Town in Maine, United States

Parsonsfield is a town in York County, Maine, United States. The population was 1,791 at the 2020 census. Parsonsfield includes the villages of Kezar Falls, Parsonsfield, and North, East and South Parsonsfield. It is part of the Portland-South Portland-Biddeford metropolitan area.

==History==

This was part of a large tract of land sold on November 28, 1668, by Newichewannock Indian Chief Sunday (or Wesumbe) to Francis Small, a trader from Kittery. The price was two large Indian blankets, two gallons of rum, two pounds of gunpowder, four pounds of musket balls and twenty strings of Indian beads. Small then sold half his interest to Major Nicholas Shapleigh of what is now Eliot. In 1771, heirs sold the township to Thomas Parsons and 39 associates, upon which it was surveyed into 100 acre lots. Called Parsonstown Plantation, it was first settled in 1772 by 12 families.

On August 29, 1785, the town was incorporated as Parsonsfield after Thomas Parsons, one of the largest proprietors. The Blazo-Leavitt House, a fine example of the Federal style, was built in 1812. Parsonsfield Seminary was founded in 1832 and closed in 1949.
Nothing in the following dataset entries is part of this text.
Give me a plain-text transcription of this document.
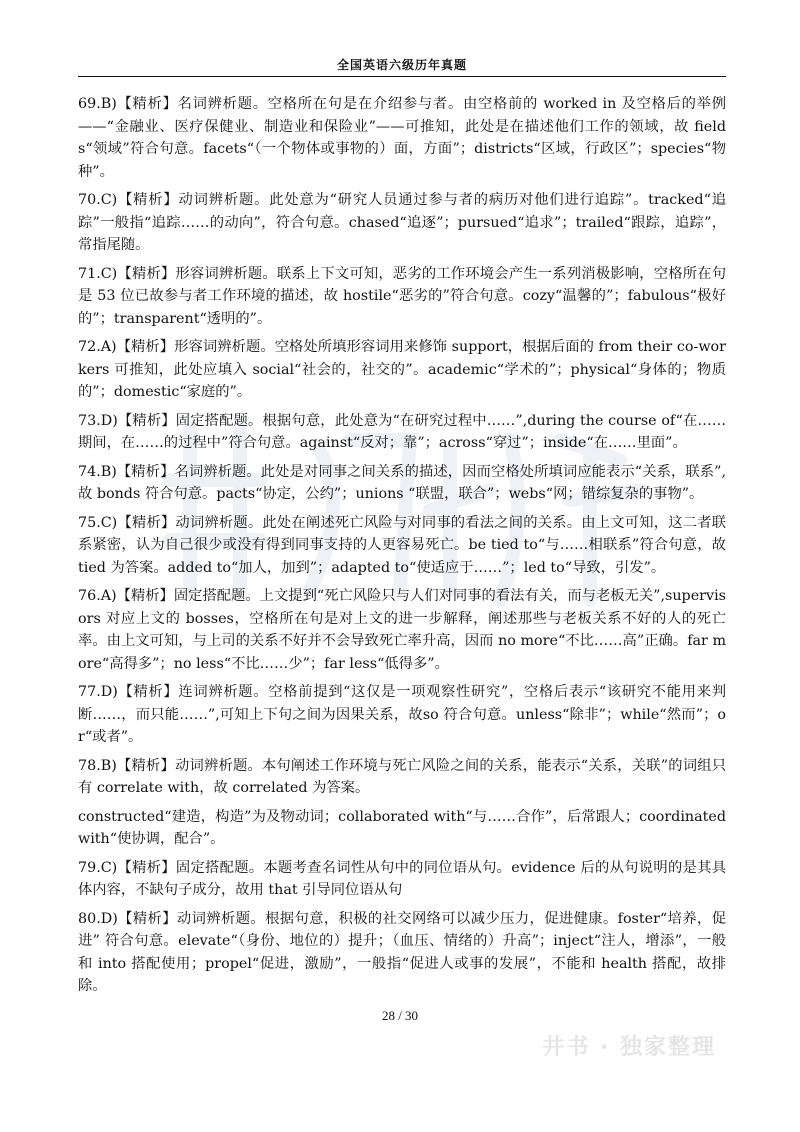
全国英语六级历年真题

69.B)【精析】名词辨析题。空格所在句是在介绍参与者。由空格前的 worked in 及空格后的举例——“金融业、医疗保健业、制造业和保险业”——可推知，此处是在描述他们工作的领域，故 fields“领域”符合句意。facets“（一个物体或事物的）面，方面”；districts“区域，行政区”；species“物种”。

70.C)【精析】动词辨析题。此处意为“研究人员通过参与者的病历对他们进行追踪”。tracked“追踪”一般指“追踪……的动向”，符合句意。chased“追逐”；pursued“追求”；trailed“跟踪，追踪”，常指尾随。

71.C)【精析】形容词辨析题。联系上下文可知，恶劣的工作环境会产生一系列消极影响，空格所在句是 53 位已故参与者工作环境的描述，故 hostile“恶劣的”符合句意。cozy“温馨的”；fabulous“极好的”；transparent“透明的”。

72.A)【精析】形容词辨析题。空格处所填形容词用来修饰 support，根据后面的 from their co-workers 可推知，此处应填入 social“社会的，社交的”。academic“学术的”；physical“身体的；物质的”；domestic“家庭的”。

73.D)【精析】固定搭配题。根据句意，此处意为“在研究过程中……”,during the course of“在……期间，在……的过程中”符合句意。against“反对；靠”；across“穿过”；inside“在……里面”。

74.B)【精析】名词辨析题。此处是对同事之间关系的描述，因而空格处所填词应能表示“关系，联系”,故 bonds 符合句意。pacts“协定，公约”；unions “联盟，联合”；webs“网；错综复杂的事物”。

75.C)【精析】动词辨析题。此处在阐述死亡风险与对同事的看法之间的关系。由上文可知，这二者联系紧密，认为自己很少或没有得到同事支持的人更容易死亡。be tied to“与……相联系”符合句意，故 tied 为答案。added to“加人，加到”；adapted to“使适应于……”；led to“导致，引发”。

76.A)【精析】固定搭配题。上文提到“死亡风险只与人们对同事的看法有关，而与老板无关”,supervisors 对应上文的 bosses，空格所在句是对上文的进一步解释，阐述那些与老板关系不好的人的死亡率。由上文可知，与上司的关系不好并不会导致死亡率升高，因而 no more“不比……高”正确。far more“高得多”；no less“不比……少”；far less“低得多”。

77.D)【精析】连词辨析题。空格前提到“这仅是一项观察性研究”，空格后表示“该研究不能用来判断……，而只能……”,可知上下句之间为因果关系，故so 符合句意。unless“除非”；while“然而”；or“或者”。

78.B)【精析】动词辨析题。本句阐述工作环境与死亡风险之间的关系，能表示“关系，关联”的词组只有 correlate with，故 correlated 为答案。

constructed“建造，构造”为及物动词；collaborated with“与……合作”，后常跟人；coordinated with“使协调，配合”。

79.C)【精析】固定搭配题。本题考查名词性从句中的同位语从句。evidence 后的从句说明的是其具体内容，不缺句子成分，故用 that 引导同位语从句

80.D)【精析】动词辨析题。根据句意，积极的社交网络可以减少压力，促进健康。foster“培养，促进” 符合句意。elevate“（身份、地位的）提升；（血压、情绪的）升高”；inject“注人，增添”，一般和 into 搭配使用；propel“促进，激励”，一般指“促进人或事的发展”，不能和 health 搭配，故排除。

28 / 30
井书 · 独家整理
The surface of the town is rough and hilly, its soil rocky but fertile for farming. Chief crops were grain and hay. Mills were built at pond outlets and on the South River. The largest water power source was on the Ossipee River at Kezar Falls, where the village of Kezar Falls straddled the stream into Porter. Parsonsfield had seven sawmills and seven gristmills. In 1880, John Devereux and George W. Towle built the Kezar Falls Woolen Mill, a woolen textile factory which became the most important business in Parsonsfield.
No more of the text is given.